The Disappearance of Herself

ARABIC CARPET LABEL
Label on back of Chinese carpet that my parents shipped over from our flat in Cairo, Egypt

Inexorably, many signs that my mother once lived here are disappearing.

My father checked out long ago, dead for decades, even while alive; dead inside from the bitter realization that, appearances nonwithstanding, he was an alcoholic failure who made colossal mistakes at key decision points in his life.

I have spent this past week — when not bingeing on the Netflix series The Lørenskog Disappearance — relentlessly getting rid of every vestige of their past. I’ve put aside some things: some important papers, a few yellowing photographs, a valuable figurine or bibelot here and there.

But as for the rest, and by that I mean the 37 years that my parents lived here — the evidence that it ever happened is fast vanishing. Any sentimentality about this on my part is now erased. I pack the Subaru every day with one more load, and drive to the town recycling center. I feel nothing as I throw away my mother’s things. It’s over. She lived a very long time — far too long, in her own opinion, as her body became ravaged with the unendurable pain of lung cancer and liver disease and heart trouble — but now she suffers no more.

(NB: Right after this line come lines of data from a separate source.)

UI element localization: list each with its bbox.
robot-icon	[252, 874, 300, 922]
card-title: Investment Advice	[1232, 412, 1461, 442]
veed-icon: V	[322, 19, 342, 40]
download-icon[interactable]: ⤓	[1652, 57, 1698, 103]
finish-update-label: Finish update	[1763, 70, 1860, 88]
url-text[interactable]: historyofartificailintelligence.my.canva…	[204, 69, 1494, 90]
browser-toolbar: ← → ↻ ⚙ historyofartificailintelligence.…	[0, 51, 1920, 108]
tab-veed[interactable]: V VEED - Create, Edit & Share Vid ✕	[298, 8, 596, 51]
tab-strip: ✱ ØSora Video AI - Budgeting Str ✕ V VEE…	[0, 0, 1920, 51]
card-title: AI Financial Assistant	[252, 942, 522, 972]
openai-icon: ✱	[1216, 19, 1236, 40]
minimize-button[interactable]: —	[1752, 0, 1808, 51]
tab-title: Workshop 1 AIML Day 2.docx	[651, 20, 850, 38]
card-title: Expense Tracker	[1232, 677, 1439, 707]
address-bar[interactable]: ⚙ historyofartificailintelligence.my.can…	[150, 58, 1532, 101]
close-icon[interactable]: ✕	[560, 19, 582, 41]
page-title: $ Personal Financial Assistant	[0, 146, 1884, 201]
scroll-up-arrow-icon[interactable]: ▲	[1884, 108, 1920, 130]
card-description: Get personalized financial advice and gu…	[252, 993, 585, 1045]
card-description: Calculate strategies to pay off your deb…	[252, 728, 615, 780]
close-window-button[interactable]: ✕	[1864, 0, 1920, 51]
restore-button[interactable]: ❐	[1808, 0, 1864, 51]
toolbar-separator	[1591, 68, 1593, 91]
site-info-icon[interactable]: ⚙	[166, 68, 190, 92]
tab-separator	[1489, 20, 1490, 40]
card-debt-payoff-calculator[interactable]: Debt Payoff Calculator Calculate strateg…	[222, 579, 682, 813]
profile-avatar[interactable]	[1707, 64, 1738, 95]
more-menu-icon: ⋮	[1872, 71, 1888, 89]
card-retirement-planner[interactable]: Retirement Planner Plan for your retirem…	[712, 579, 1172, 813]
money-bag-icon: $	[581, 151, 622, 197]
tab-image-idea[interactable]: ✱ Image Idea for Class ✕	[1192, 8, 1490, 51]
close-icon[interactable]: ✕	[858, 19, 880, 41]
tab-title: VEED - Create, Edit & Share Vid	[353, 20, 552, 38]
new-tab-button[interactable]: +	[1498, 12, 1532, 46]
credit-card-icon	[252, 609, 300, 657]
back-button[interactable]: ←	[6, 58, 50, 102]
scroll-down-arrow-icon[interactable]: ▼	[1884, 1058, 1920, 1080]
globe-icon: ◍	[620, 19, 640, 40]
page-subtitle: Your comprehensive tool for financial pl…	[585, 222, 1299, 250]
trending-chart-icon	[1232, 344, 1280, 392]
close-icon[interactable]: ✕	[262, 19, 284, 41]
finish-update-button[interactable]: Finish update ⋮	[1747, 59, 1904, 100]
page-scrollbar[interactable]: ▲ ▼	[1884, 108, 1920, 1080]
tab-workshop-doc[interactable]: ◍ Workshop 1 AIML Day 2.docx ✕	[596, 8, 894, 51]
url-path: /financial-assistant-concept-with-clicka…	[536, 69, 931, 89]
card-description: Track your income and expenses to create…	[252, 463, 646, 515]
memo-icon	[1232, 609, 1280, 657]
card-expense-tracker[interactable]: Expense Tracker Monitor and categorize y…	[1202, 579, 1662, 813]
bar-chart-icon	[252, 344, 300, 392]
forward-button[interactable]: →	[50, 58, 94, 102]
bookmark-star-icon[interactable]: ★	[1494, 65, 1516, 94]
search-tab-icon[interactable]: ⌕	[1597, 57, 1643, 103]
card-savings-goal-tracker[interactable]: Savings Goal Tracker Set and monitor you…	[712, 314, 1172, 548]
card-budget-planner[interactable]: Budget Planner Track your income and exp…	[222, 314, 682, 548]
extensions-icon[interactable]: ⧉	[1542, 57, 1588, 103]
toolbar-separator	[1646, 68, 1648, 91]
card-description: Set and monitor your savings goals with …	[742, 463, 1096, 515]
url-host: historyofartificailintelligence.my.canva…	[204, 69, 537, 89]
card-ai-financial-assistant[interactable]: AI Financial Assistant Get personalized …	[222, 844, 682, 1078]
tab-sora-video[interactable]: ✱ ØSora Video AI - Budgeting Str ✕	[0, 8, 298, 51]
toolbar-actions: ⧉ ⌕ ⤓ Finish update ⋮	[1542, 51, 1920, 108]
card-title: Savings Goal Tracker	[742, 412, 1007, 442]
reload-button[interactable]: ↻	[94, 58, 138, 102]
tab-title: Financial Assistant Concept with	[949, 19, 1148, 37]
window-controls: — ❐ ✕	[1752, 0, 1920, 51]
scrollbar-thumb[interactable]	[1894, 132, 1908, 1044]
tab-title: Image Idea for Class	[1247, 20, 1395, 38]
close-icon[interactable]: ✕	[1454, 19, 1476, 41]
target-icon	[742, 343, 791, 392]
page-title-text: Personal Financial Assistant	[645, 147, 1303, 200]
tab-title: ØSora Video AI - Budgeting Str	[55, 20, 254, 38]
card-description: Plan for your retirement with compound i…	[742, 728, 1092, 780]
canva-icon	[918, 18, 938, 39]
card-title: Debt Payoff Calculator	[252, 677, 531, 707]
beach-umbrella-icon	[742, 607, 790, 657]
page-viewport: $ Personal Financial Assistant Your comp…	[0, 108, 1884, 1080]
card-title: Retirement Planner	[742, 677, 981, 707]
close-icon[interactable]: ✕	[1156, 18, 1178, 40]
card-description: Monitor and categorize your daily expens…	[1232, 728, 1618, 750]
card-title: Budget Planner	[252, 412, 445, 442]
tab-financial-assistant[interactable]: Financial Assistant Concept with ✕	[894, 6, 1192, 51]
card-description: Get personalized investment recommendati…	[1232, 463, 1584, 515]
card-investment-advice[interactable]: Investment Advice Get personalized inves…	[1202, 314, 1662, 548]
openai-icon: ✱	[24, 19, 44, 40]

Yesterday, the real estate agent came by with a professional photographer named Duncan. I chatted with him briefly; he seemed unaware of the Macbeth association. And so it goes. The peasants assume the name of kings, and no one is the wiser.

My parents’ house goes on the market a week from Monday. By the time I leave next Thursday, there will be even less left of my parents’ legacy — not that anyone cares, but for me.

I shall always remember that, to my own dying day: no one really gives a shit about you. Not really. In the final analysis, all human relationships are simply transactional.

Only that, and nothing more.

I find this massively reductive conclusion provisonally liberating.